Everything, absolutely everything—even what is by nature external—must previously have become inward for us before we can represent it externally or objectively.[[8:202 (4: 578).]]The crucial question then is the nature of this inward apprehension, and its relation to external, dialectical expression.
It is a fundamental error to believe that the duality in the self can be suspended on a continuous basis. It is true that individuals from time to time experience a profound awareness of the simplicity of reality (an Einheitsgefühl). Schelling has great admiration for the theosophy based on such an immediate intuition of reality.
Therefore the preference of the inwardly disposed for theosophy is just as easily explained as the preference for nature in contrast to art.

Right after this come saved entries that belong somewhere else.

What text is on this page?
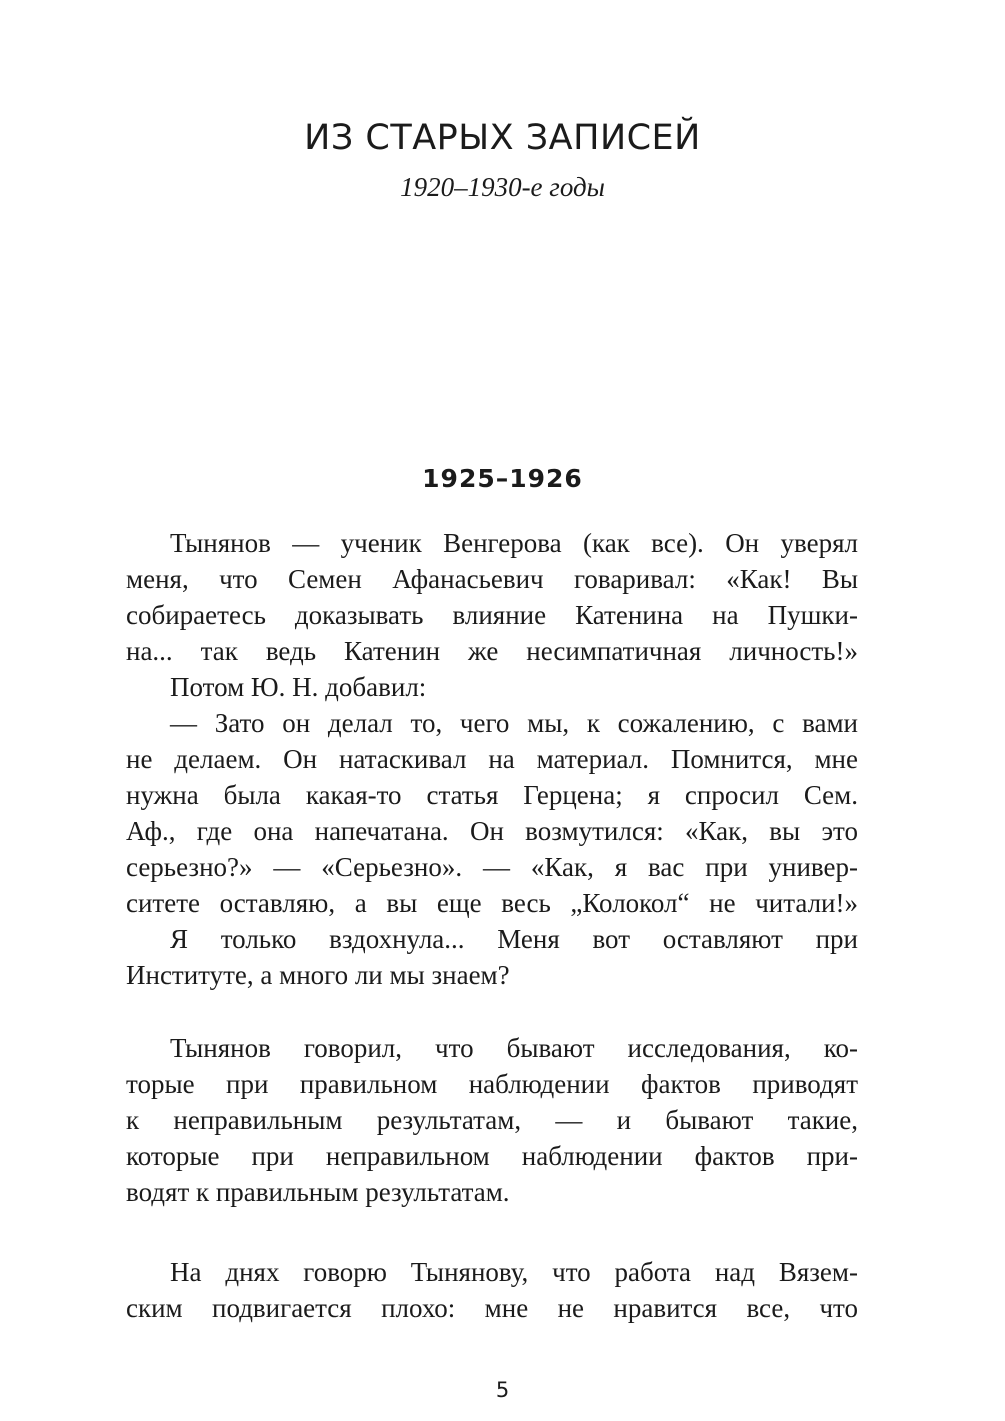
ИЗ СТАРЫХ ЗАПИСЕЙ
1920–1930-е годы
1925–1926
Тынянов — ученик Венгерова (как все). Он уверял
меня, что Семен Афанасьевич говаривал: «Как! Вы
собираетесь доказывать влияние Катенина на Пушки-
на... так ведь Катенин же несимпатичная личность!»
Потом Ю. Н. добавил:
— Зато он делал то, чего мы, к сожалению, с вами
не делаем. Он натаскивал на материал. Помнится, мне
нужна была какая-то статья Герцена; я спросил Сем.
Аф., где она напечатана. Он возмутился: «Как, вы это
серьезно?» — «Серьезно». — «Как, я вас при универ-
ситете оставляю, а вы еще весь „Колокол“ не читали!»
Я только вздохнула... Меня вот оставляют при
Институте, а много ли мы знаем?
Тынянов говорил, что бывают исследования, ко-
торые при правильном наблюдении фактов приводят
к неправильным результатам, — и бывают такие,
которые при неправильном наблюдении фактов при-
водят к правильным результатам.
На днях говорю Тынянову, что работа над Вязем-
ским подвигается плохо: мне не нравится все, что
5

For theosophical systems have this advantage over all systems previously current, that in them at least there stirs a nature, even if not one which is master of itself; in the other systems, on the other hand, there is nothing but affectation and vain artifice.[[8:204 (4:580). See the appendix to this study, which quotes Schelling’s later judgment upon Boehme’s theosophical orientation.]]It is true that philosophers as well as poets have their moments of ecstasy. However, such intuitive vision (Schauen) is discontinuous and an insufficient basis for a living comprehension of reality.
We do not live in vision; our knowledge is piecework, that is, it must be produced piece by piece in a fragmentary way, with divisions and gradation, all of which cannot occur without reflection. Therefore the goal is also not attained by mere vision. For in vision in and by itself, there is no understanding (Verstand).[[8:203 (4:579).]]
A person can have an immediate experience in himself of the processes whereby being passes from simplicity to multiplicity. But if he is to be conscious of the processes, if he as knower is to be distinguishable from the object known, if he is to express what is true, then he requires Verstand as the “mediating organ.”[[8:204 (4:580), What is immediately experienced he views mediately in Verstand, “as if in a mirror” !]]
Philosophy, however, retains the knower-known distinction, and attains the complete vision only gradually and indirectly. Philosophy is thus the way to a disciplined grasp of truth and an intelligible expression of it.[[8:204-5 (4:580-81).]] Ages is a philosophical work, which builds upon the rediscovery by science of the true unity of thought and being, or spirit and nature.
Science no longer takes its origin from the remoteness of abstract thoughts in order to descend from these to natural objects; but conversely, originating from the unconscious presence [“Dasein”] of the eternal, knowledge leads this presence up to the highest transfiguration in a divine consciousness.[[8:205 (4:581). For the full meaning of this ambitious program in the context of Schelling’s late philosophy, see section E. of this chapter. (Bolman consistently modernizes Schelling’s spelling of Seyn and its derivatives.)]]
Ages is just a beginning of the project. In all the complete versions it limits itself to the “past,” that is, the philosophical interpretation of “the unconscious presence of the eternal” in humanity. The understanding of God’s pre-temporal being is the prerequisite to any attempt to grasp both the structure and meaning of temporal-historical processes, and the anticipated shape of the “future” consummation.